Is something amiss in the energy statistics in today’s CPI update?
The question comes to mind after reading the press release for the report on consumer prices in February. In particular, the CPI’s “special” energy index posts a 0.5% decline for last month, which presumably is a contributing factor for why CPI inflation overall is reported as unchanged for February. Given all the chatter about inflation risk of late, the news that the CPI change last month was zero is surprising, at least to this reporter. Even more surprising is the reported decline in energy prices as per the CPI numbers, a drop that contrasts with the sharp increases in spot prices in February 2008 for four primary energy commodities, according to Barchart:
crude oil: + 11.0%
gasoline: +7.5%
natural gas: +12.5%
heating oil: +12.3%
The first step in trying to explain the gap is that the spot price changes are nominal fluctuations whereas the CPI energy index decline is “seasonally adjusted.” But adjusting for seasonality is, at best, only a partial solution since CPI’s “unadjusted” energy index also fell in February, albeit by a relatively modest -0.1%.

Unsatisified, we called the Bureau of Labor Statistics in search of deeper statistical contentment. The resulting explanation can be traced to several reasons, we were told by one dismal scientist on staff. He suggested the possibility for a slight–he emphasized slight–bias in the timing of data collection. He also noted the seasonality factor in the data. Take gasoline, which makes up about 60% of the CPI energy index. The unadjusted one-month price change for gasoline as per the CPI report is -0.6% as opposed to a seasonally adjusted -2.0%. “So there’s some seasonal factor that’s pulling it down as well,” he said.

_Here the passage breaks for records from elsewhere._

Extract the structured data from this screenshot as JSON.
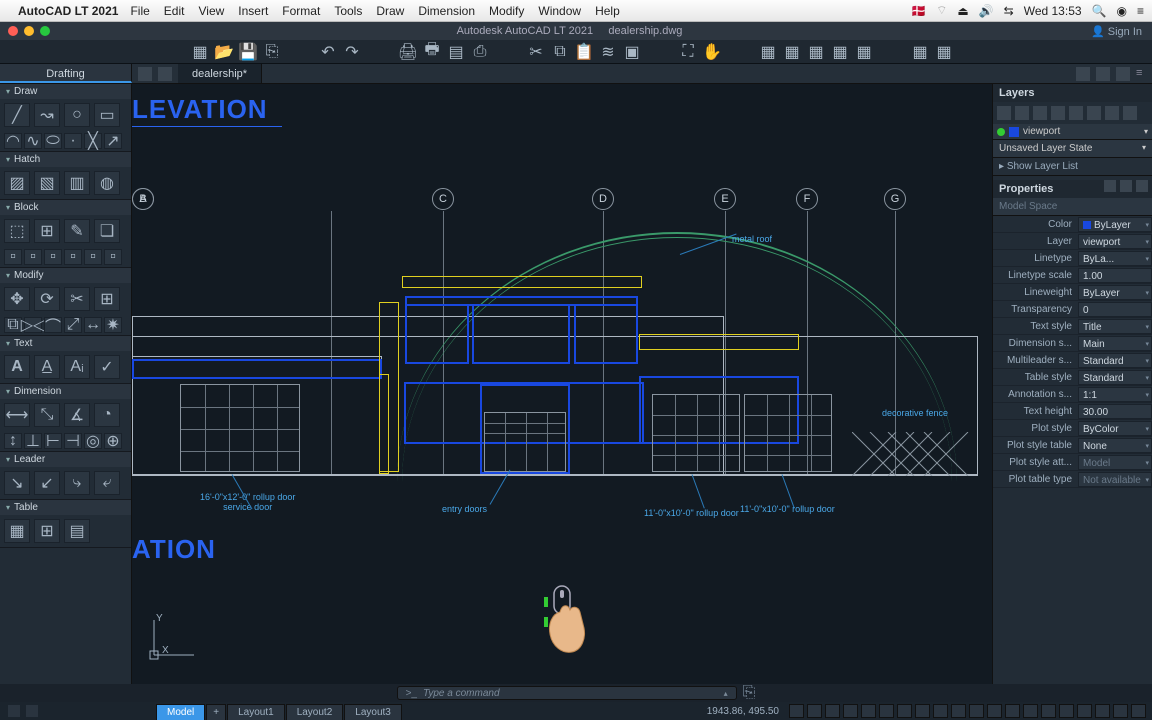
{
  "mac": {
    "app_name": "AutoCAD LT 2021",
    "menus": [
      "File",
      "Edit",
      "View",
      "Insert",
      "Format",
      "Tools",
      "Draw",
      "Dimension",
      "Modify",
      "Window",
      "Help"
    ],
    "clock": "Wed 13:53"
  },
  "titlebar": {
    "app": "Autodesk AutoCAD LT 2021",
    "doc": "dealership.dwg",
    "signin": "Sign In"
  },
  "palette_header": "Drafting",
  "doc_tab": "dealership*",
  "left_sections": [
    "Draw",
    "Hatch",
    "Block",
    "Modify",
    "Text",
    "Dimension",
    "Leader",
    "Table"
  ],
  "layers": {
    "title": "Layers",
    "current": "viewport",
    "state": "Unsaved Layer State",
    "showlist": "Show Layer List"
  },
  "properties": {
    "title": "Properties",
    "space": "Model Space",
    "rows": [
      {
        "label": "Color",
        "value": "ByLayer",
        "swatch": "#1948e0"
      },
      {
        "label": "Layer",
        "value": "viewport"
      },
      {
        "label": "Linetype",
        "value": "ByLa..."
      },
      {
        "label": "Linetype scale",
        "value": "1.00",
        "noarrow": true
      },
      {
        "label": "Lineweight",
        "value": "ByLayer"
      },
      {
        "label": "Transparency",
        "value": "0",
        "noarrow": true
      },
      {
        "label": "Text style",
        "value": "Title"
      },
      {
        "label": "Dimension s...",
        "value": "Main"
      },
      {
        "label": "Multileader s...",
        "value": "Standard"
      },
      {
        "label": "Table style",
        "value": "Standard"
      },
      {
        "label": "Annotation s...",
        "value": "1:1"
      },
      {
        "label": "Text height",
        "value": "30.00",
        "noarrow": true
      },
      {
        "label": "Plot style",
        "value": "ByColor"
      },
      {
        "label": "Plot style table",
        "value": "None"
      },
      {
        "label": "Plot style att...",
        "value": "Model",
        "dim": true
      },
      {
        "label": "Plot table type",
        "value": "Not available",
        "dim": true
      }
    ]
  },
  "command_placeholder": "Type a command",
  "model_tabs": [
    "Model",
    "Layout1",
    "Layout2",
    "Layout3"
  ],
  "coords": "1943.86, 495.50",
  "canvas": {
    "title1": "LEVATION",
    "title2": "ATION",
    "grid_letters": [
      "A",
      "B",
      "C",
      "D",
      "E",
      "F",
      "G"
    ],
    "annotations": {
      "metal_roof": "metal roof",
      "decorative_fence": "decorative fence",
      "service_door": "16'-0\"x12'-0\" rollup door\nservice door",
      "entry_doors": "entry doors",
      "rollup1": "11'-0\"x10'-0\" rollup door",
      "rollup2": "11'-0\"x10'-0\" rollup door"
    }
  }
}
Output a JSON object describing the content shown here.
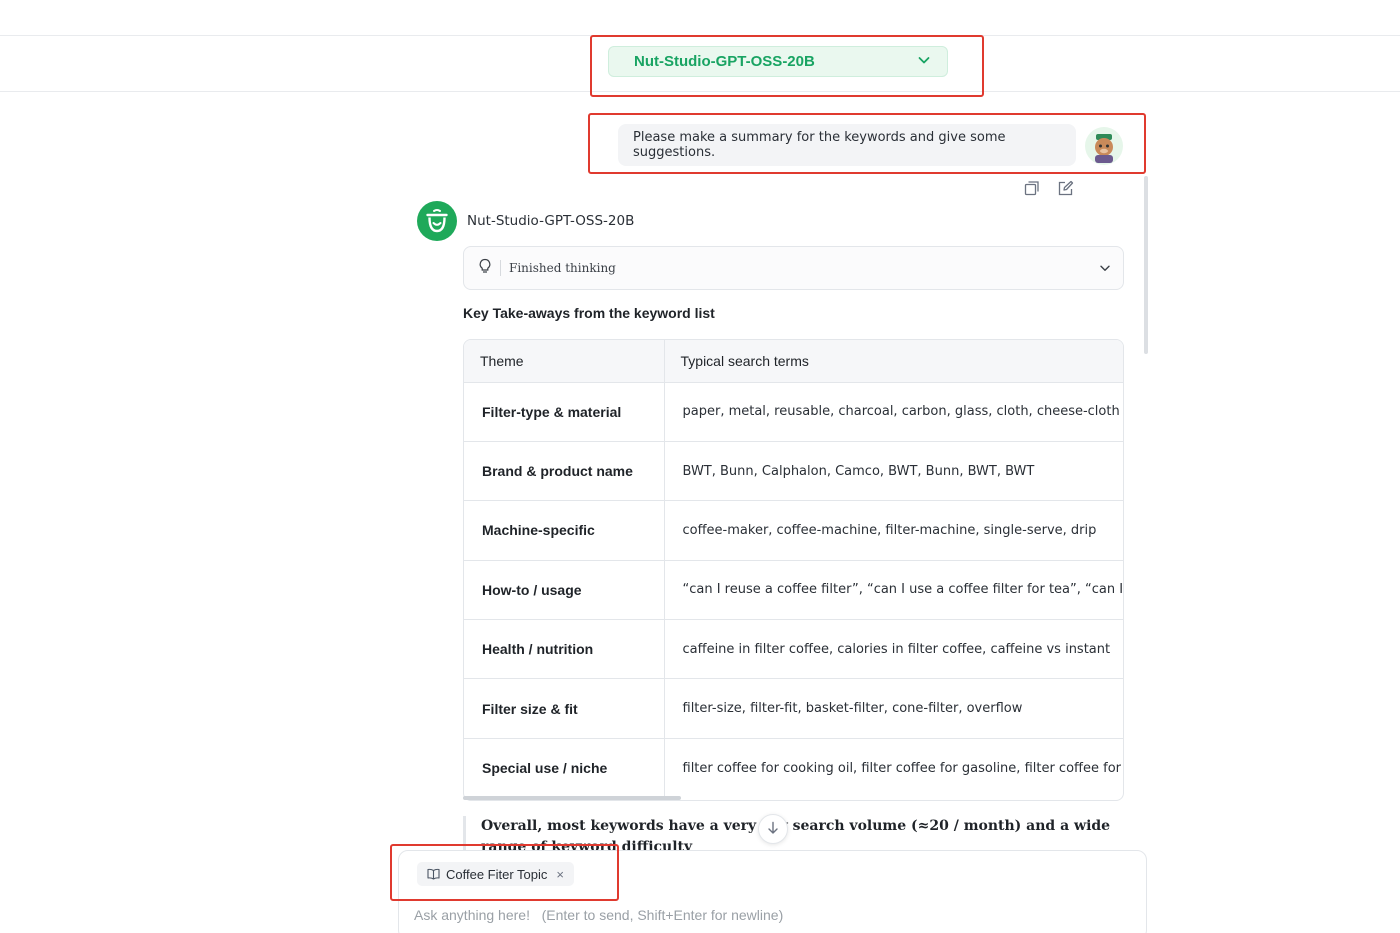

Meanwhile, to repeat: spot gasoline prices rose 7.5% last month via Barchart. To which we respond with a formal, hmmm.
Our economist at the Bureau reminded that no one should confuse nominal pricing with seasonally adjusted pricing. “That’s a little bit of the explanation.” Nonetheless, he admitted, “I was a little surprised at the gasoline data myself.”
The economist said too that while gasoline represents about 60% of the CPI energy index, the remaining 40% weight in the energy index is natural gas and electricity. Natural gas prices were up in Feburary, but for the moment your editor doesn’t have access to electricity prices and so there’s the possibility that this may be the missing piece of this puzzle. Perhaps, although for the moment we don’t know. Contentment will just have to wait.